In a KurzweilAI test of the Visual Localization system (using an image in the Central Cambridge UK demo), the system accurately identified a Cambridge building, displaying the correct Google Maps street view, and marked its location on a Google map (credit: KurzweilAI/Cambridge University/Google)

It has been tested along a kilometer-long stretch of King’s Parade in central Cambridge, and it is able to determine both location and orientation within a few meters and a few degrees, which is far more accurate than GPS — a vital consideration for driverless cars, according to the researchers. (Try it here.)

The localization system uses the geometry of a scene to learn its precise location, and is able to determine, for example, whether it is looking at the east or west side of a building, even if the two sides appear identical.

“In the short term, we’re more likely to see this sort of system on a domestic robot — such as a robotic vacuum cleaner, for instance,” said Cipolla. “It will take time before drivers can fully trust an autonomous car, but the more effective and accurate we can make these technologies, the closer we are to the widespread adoption of driverless cars and other types of autonomous robotics.”

The researchers are presenting details of the two technologies at the International Conference on Computer Vision in Santiago, Chile.
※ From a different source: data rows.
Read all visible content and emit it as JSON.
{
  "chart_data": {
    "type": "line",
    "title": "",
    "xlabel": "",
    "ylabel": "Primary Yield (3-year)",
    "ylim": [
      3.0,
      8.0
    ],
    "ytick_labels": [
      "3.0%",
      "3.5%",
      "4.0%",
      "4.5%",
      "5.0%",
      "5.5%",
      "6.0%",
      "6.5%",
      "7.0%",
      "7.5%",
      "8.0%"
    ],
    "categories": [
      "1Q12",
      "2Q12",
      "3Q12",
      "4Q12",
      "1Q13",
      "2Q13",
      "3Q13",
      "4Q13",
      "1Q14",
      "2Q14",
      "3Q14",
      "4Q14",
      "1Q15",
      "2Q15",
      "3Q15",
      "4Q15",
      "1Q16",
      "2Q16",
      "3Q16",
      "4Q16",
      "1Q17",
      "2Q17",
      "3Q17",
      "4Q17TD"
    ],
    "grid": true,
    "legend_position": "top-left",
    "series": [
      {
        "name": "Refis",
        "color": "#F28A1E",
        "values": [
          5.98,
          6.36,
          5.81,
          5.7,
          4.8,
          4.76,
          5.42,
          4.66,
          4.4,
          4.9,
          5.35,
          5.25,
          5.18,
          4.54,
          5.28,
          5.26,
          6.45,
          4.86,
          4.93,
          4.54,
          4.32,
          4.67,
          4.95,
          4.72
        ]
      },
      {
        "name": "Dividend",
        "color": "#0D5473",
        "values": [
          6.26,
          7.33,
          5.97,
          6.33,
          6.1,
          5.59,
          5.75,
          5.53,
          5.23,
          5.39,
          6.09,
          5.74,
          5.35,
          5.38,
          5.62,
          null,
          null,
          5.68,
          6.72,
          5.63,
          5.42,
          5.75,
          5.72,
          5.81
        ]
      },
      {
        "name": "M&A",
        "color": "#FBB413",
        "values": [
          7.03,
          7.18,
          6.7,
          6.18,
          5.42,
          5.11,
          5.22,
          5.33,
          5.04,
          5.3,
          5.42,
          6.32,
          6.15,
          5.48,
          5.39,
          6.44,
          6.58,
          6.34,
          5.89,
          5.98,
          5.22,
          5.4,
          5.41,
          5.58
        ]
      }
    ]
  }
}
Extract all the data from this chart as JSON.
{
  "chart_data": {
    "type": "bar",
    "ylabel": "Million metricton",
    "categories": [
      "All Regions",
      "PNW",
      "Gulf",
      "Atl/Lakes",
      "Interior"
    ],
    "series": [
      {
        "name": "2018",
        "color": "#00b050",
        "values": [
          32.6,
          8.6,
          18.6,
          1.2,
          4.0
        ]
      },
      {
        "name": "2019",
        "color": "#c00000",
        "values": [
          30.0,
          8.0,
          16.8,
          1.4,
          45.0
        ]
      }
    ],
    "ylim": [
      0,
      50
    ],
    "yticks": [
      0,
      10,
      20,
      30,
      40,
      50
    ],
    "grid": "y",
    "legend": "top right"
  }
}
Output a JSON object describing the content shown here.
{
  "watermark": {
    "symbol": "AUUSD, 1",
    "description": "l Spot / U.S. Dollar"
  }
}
Cambridge University | Teaching machines to see


Abstract of PoseNet: A Convolutional Network for Real-Time 6-DOF Camera Relocalization

We present a robust and real-time monocular six degree of freedom relocalization system. Our system trains a convolutional neural network to regress the 6-DOF camera pose from a single RGB image in an end-to-end manner with no need of additional engineering or graph optimisation. The algorithm can operate indoors and outdoors in real time, taking 5ms per frame to compute. It obtains approximately 2m and 3◦accuracy for large scale outdoor scenes and 0.5m and 5◦accuracy indoors. This is achieved using an efficient 23 layer deep convnet, demonstrating that convnets can be used to solve complicated out of image plane regression problems. This was made possible by leveraging transfer learning from large scale classi- fication data. We show that the PoseNet localizes from high level features and is robust to difficult lighting, motion blur and different camera intrinsics where point based SIFT registration fails. Furthermore we show how the pose feature that is produced generalizes to other scenes allowing us to regress pose with only a few dozen training examples.